Structure of the Psalm
In our society of instant information from electronic or printed sources it is easy to assume that people of other times in history had similar materials. Not only were such printed resources unavailable to people of older historical periods, they would have been irrelevant as well, since a majority of people in those times could not read or write. Despite such limitations, these people maintained accurate accounts of information relevant to their societies by relying on other means of retaining and transferring their history. People of the Old Testament utilized a number of literary devices to help them remember their texts. Psalm 119 was composed using a literary device known as an acrostic.
An acrostic uses sets of letters to form a pattern within a segment of a text. For example, most of the Old Testament is composed in the Hebrew language whose alphabet has twenty-two letters. The first and second chapters of Lamentations each have twenty-two verses, and each verse begins with the succeeding Hebrew letter. The first word of Lamentations 1:1 begins with ALEPH, the first letter in the Hebrew alphabet, the first word of 1:2 begins with BETH, the second letter. The pattern continues through this chapter so that the first letter in each verse begins with the next letter in the alphabet. Acrostics are used in several places within the Old Testament, including Psalms 9, 10, 25, 37, 111, 112, 145, and Lamentations 1-4. The third chapter of Lamentations contains sixty-six verses arranged in sections with three verses beginning with each Hebrew letter.
Psalm 119 is composed in a similar manner, yet eight verses begin with each letter of the Hebrew alphabet. Eight verses for each of the twenty-two letters produce the 176 total verses in this psalm. You may have noticed headings above these sections in some Bibles. Prior to the first eight-verse section you would see ALEPH, the first letter of the Hebrew alphabet. Just before verse nine would be BETH, the second letter. The following sections would include words representing the remaining letters of the Hebrew alphabet.
Theme of the Psalm
The central theme of Psalm 119 is the Word of God. In fact, the Scriptures are mentioned in almost every verse of this psalm, using a variety of words such as law, precepts, statutes, decrees, and testimonies. In addition to the number of synonyms for the Word of God, the psalm includes a number of attributes for God’s Word. Attributes mentioned include words such as good (v. 39), true (vv. 142, 151, 160), righteous (vv. 7, 62, 75, 106, 138), right (vv. 128, 137, 144), faithful (vv. 86, 138), and pure (v. 140).
Many verses in Psalm 119 comprise the writer’s thankfulness to God for providing the Scriptures. His constant modifier for the synonyms mentioned above is the word your, as in, your precepts (v. 4), your statutes (v. 5), your commandments (v. 6), your righteous judgments (v. 7), your word (v. 9). The constant references to God as the source of Scripture underscore the divine authorship of the Bible.
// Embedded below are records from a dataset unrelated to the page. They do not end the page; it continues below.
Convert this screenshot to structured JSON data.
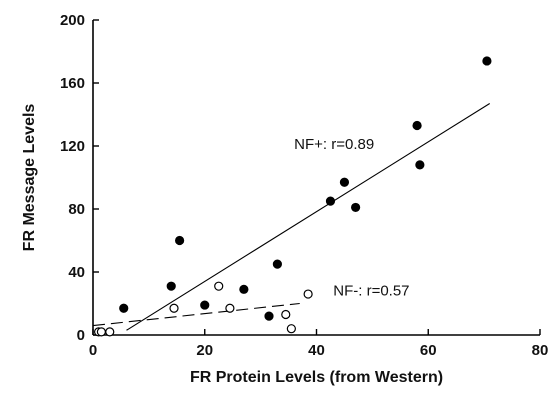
{
  "chart_data": {
    "type": "scatter",
    "title": "",
    "xlabel": "FR Protein Levels (from Western)",
    "ylabel": "FR Message Levels",
    "xlim": [
      0,
      80
    ],
    "ylim": [
      0,
      200
    ],
    "x_ticks": [
      0,
      20,
      40,
      60,
      80
    ],
    "y_ticks": [
      0,
      40,
      80,
      120,
      160,
      200
    ],
    "grid": false,
    "series": [
      {
        "marker": "filled-circle",
        "color": "#000000",
        "points": [
          {
            "x": 5.5,
            "y": 17
          },
          {
            "x": 14,
            "y": 31
          },
          {
            "x": 15.5,
            "y": 60
          },
          {
            "x": 20,
            "y": 19
          },
          {
            "x": 27,
            "y": 29
          },
          {
            "x": 31.5,
            "y": 12
          },
          {
            "x": 33,
            "y": 45
          },
          {
            "x": 42.5,
            "y": 85
          },
          {
            "x": 45,
            "y": 97
          },
          {
            "x": 47,
            "y": 81
          },
          {
            "x": 58,
            "y": 133
          },
          {
            "x": 58.5,
            "y": 108
          },
          {
            "x": 70.5,
            "y": 174
          }
        ],
        "fit": {
          "style": "solid",
          "x": [
            6,
            71
          ],
          "y": [
            3,
            147
          ]
        }
      },
      {
        "marker": "open-circle",
        "color": "#000000",
        "points": [
          {
            "x": 1,
            "y": 2
          },
          {
            "x": 1.5,
            "y": 2
          },
          {
            "x": 3,
            "y": 2
          },
          {
            "x": 14.5,
            "y": 17
          },
          {
            "x": 22.5,
            "y": 31
          },
          {
            "x": 24.5,
            "y": 17
          },
          {
            "x": 34.5,
            "y": 13
          },
          {
            "x": 35.5,
            "y": 4
          },
          {
            "x": 38.5,
            "y": 26
          }
        ],
        "fit": {
          "style": "dashed",
          "x": [
            0,
            37
          ],
          "y": [
            6,
            20
          ]
        }
      }
    ],
    "annotations": [
      {
        "text": "NF+: r=0.89",
        "x": 36,
        "y": 118
      },
      {
        "text": "NF-: r=0.57",
        "x": 43,
        "y": 25
      }
    ]
  }
}
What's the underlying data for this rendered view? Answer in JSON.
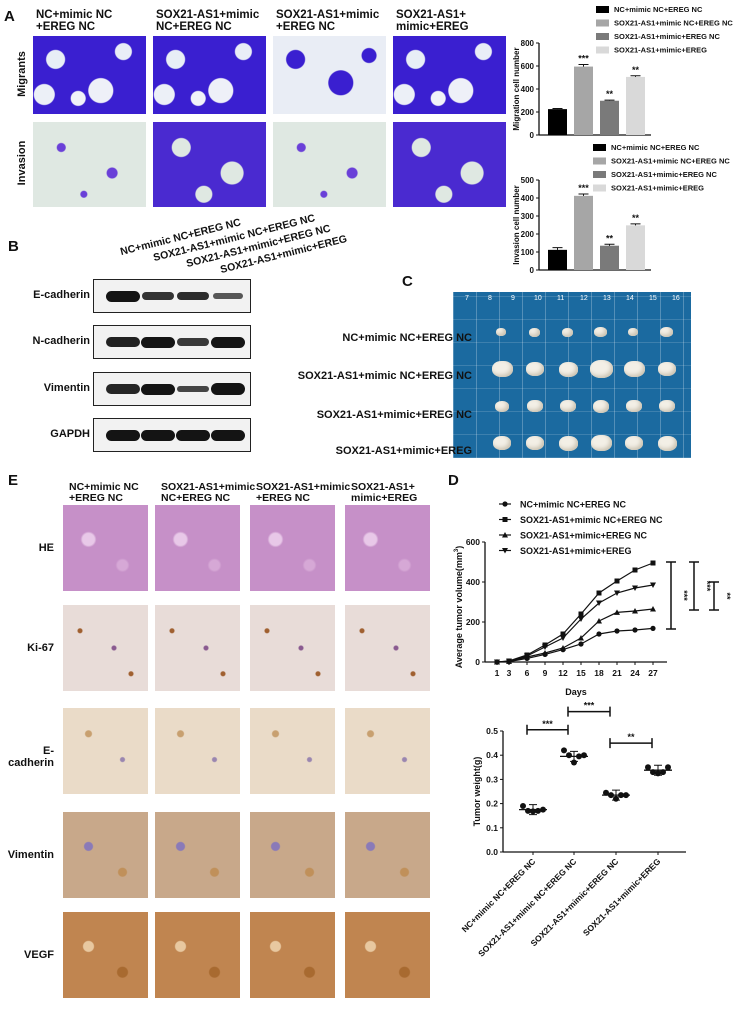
{
  "panels": {
    "A": "A",
    "B": "B",
    "C": "C",
    "D": "D",
    "E": "E"
  },
  "groups": [
    "NC+mimic NC+EREG NC",
    "SOX21-AS1+mimic NC+EREG NC",
    "SOX21-AS1+mimic+EREG NC",
    "SOX21-AS1+mimic+EREG"
  ],
  "panel_a": {
    "headers": [
      [
        "NC+mimic NC",
        "+EREG NC"
      ],
      [
        "SOX21-AS1+mimic",
        "NC+EREG NC"
      ],
      [
        "SOX21-AS1+mimic",
        "+EREG NC"
      ],
      [
        "SOX21-AS1+",
        "mimic+EREG"
      ]
    ],
    "rows": [
      "Migrants",
      "Invasion"
    ]
  },
  "panel_b": {
    "proteins": [
      "E-cadherin",
      "N-cadherin",
      "Vimentin",
      "GAPDH"
    ],
    "band_intensity": [
      [
        1.0,
        0.75,
        0.8,
        0.45
      ],
      [
        0.9,
        1.0,
        0.7,
        1.0
      ],
      [
        0.85,
        1.0,
        0.6,
        1.1
      ],
      [
        1.0,
        1.0,
        1.0,
        1.0
      ]
    ]
  },
  "panel_c": {
    "ruler_numbers": [
      "7",
      "8",
      "9",
      "10",
      "11",
      "12",
      "13",
      "14",
      "15",
      "16"
    ]
  },
  "panel_e": {
    "headers": [
      [
        "NC+mimic NC",
        "+EREG NC"
      ],
      [
        "SOX21-AS1+mimic",
        "NC+EREG NC"
      ],
      [
        "SOX21-AS1+mimic",
        "+EREG NC"
      ],
      [
        "SOX21-AS1+",
        "mimic+EREG"
      ]
    ],
    "rows": [
      "HE",
      "Ki-67",
      "E-cadherin",
      "Vimentin",
      "VEGF"
    ]
  },
  "colors": {
    "bar": [
      "#000000",
      "#a6a6a6",
      "#7a7a7a",
      "#d9d9d9"
    ],
    "stain_blue": "#3a1fd0",
    "photo_blue": "#1b6aa0"
  },
  "chart_data": [
    {
      "type": "bar",
      "ylabel": "Migration cell number",
      "ylim": [
        0,
        800
      ],
      "yticks": [
        "0",
        "200",
        "400",
        "600",
        "800"
      ],
      "legend": [
        "NC+mimic NC+EREG NC",
        "SOX21-AS1+mimic NC+EREG NC",
        "SOX21-AS1+mimic+EREG NC",
        "SOX21-AS1+mimic+EREG"
      ],
      "values": [
        225,
        595,
        298,
        505
      ],
      "errors": [
        5,
        18,
        5,
        10
      ],
      "significance": [
        "",
        "***",
        "**",
        "**"
      ]
    },
    {
      "type": "bar",
      "ylabel": "Invasion cell number",
      "ylim": [
        0,
        500
      ],
      "yticks": [
        "0",
        "100",
        "200",
        "300",
        "400",
        "500"
      ],
      "legend": [
        "NC+mimic NC+EREG NC",
        "SOX21-AS1+mimic NC+EREG NC",
        "SOX21-AS1+mimic+EREG NC",
        "SOX21-AS1+mimic+EREG"
      ],
      "values": [
        112,
        412,
        135,
        248
      ],
      "errors": [
        12,
        10,
        8,
        8
      ],
      "significance": [
        "",
        "***",
        "**",
        "**"
      ]
    },
    {
      "type": "line",
      "xlabel": "Days",
      "ylabel": "Average tumor volume(mm",
      "ylabel_sup": "3",
      "ylabel_end": ")",
      "ylim": [
        0,
        600
      ],
      "yticks": [
        "0",
        "200",
        "400",
        "600"
      ],
      "x": [
        1,
        3,
        6,
        9,
        12,
        15,
        18,
        21,
        24,
        27
      ],
      "series": [
        {
          "name": "NC+mimic NC+EREG NC",
          "marker": "circle",
          "values": [
            0,
            2,
            18,
            38,
            62,
            90,
            140,
            155,
            160,
            168
          ]
        },
        {
          "name": "SOX21-AS1+mimic NC+EREG NC",
          "marker": "square",
          "values": [
            0,
            5,
            35,
            85,
            140,
            240,
            345,
            405,
            460,
            495
          ]
        },
        {
          "name": "SOX21-AS1+mimic+EREG NC",
          "marker": "triangle",
          "values": [
            0,
            3,
            25,
            45,
            70,
            120,
            205,
            248,
            255,
            265
          ]
        },
        {
          "name": "SOX21-AS1+mimic+EREG",
          "marker": "triangle-down",
          "values": [
            0,
            4,
            30,
            75,
            120,
            215,
            295,
            345,
            370,
            385
          ]
        }
      ],
      "brackets": [
        {
          "from": 165,
          "to": 500,
          "label": "***"
        },
        {
          "from": 260,
          "to": 500,
          "label": "***"
        },
        {
          "from": 260,
          "to": 400,
          "label": "**"
        }
      ]
    },
    {
      "type": "scatter",
      "ylabel": "Tumor weight(g)",
      "ylim": [
        0,
        0.5
      ],
      "yticks": [
        "0.0",
        "0.1",
        "0.2",
        "0.3",
        "0.4",
        "0.5"
      ],
      "categories": [
        "NC+mimic NC+EREG NC",
        "SOX21-AS1+mimic NC+EREG NC",
        "SOX21-AS1+mimic+EREG NC",
        "SOX21-AS1+mimic+EREG"
      ],
      "points": [
        [
          0.19,
          0.17,
          0.168,
          0.17,
          0.175
        ],
        [
          0.42,
          0.4,
          0.37,
          0.395,
          0.4
        ],
        [
          0.245,
          0.235,
          0.22,
          0.235,
          0.235
        ],
        [
          0.35,
          0.33,
          0.325,
          0.33,
          0.35
        ]
      ],
      "means": [
        0.175,
        0.395,
        0.235,
        0.338
      ],
      "brackets": [
        {
          "a": 0,
          "b": 1,
          "y": 0.505,
          "label": "***"
        },
        {
          "a": 1,
          "b": 2,
          "y": 0.58,
          "label": "***"
        },
        {
          "a": 2,
          "b": 3,
          "y": 0.45,
          "label": "**"
        }
      ]
    }
  ]
}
In the last article we focused on the first verse of Psalm 119 which presented the blessedness that corresponds to the one whose manner of life is fulfilled by a commitment to following God’s Word. Verse one emphasizes that one’s relationship to God’s Word establishes a person’s completeness, or maturity. The remainder of the psalm provides more detail on aspects of this maturity. For instance, the Word of God enables a young man to cleanse his way (v. 9; cf. 1 John 2:14), provides light for one’s path (v. 105), and enables one to be wise (v. 98). The characteristics and benefits of the Word of God lead the psalmist to declare his delight over the Scriptures nine times in this psalm (vv. 16, 24, 35, 47, 70, 77, 92, 143, 174).
Spiritual victory is dependent on one’s knowledge of Scripture. The psalmist wrote, “Thy word I have treasured in my heart, that I may not sin against Thee” (Ps 119:11). Early in the Book of Joshua, God assured him that his success was dependent on his relationship to the Word of God (Joshua 1:8). Those who desire to be victorious against sin must be well-acquainted with God’s Word. Their consistent meditation on the Word will establish them spiritually (Psalm 1:2-3) as the Word provides a lamp to their feet and a light to their path (Psalm 119:105).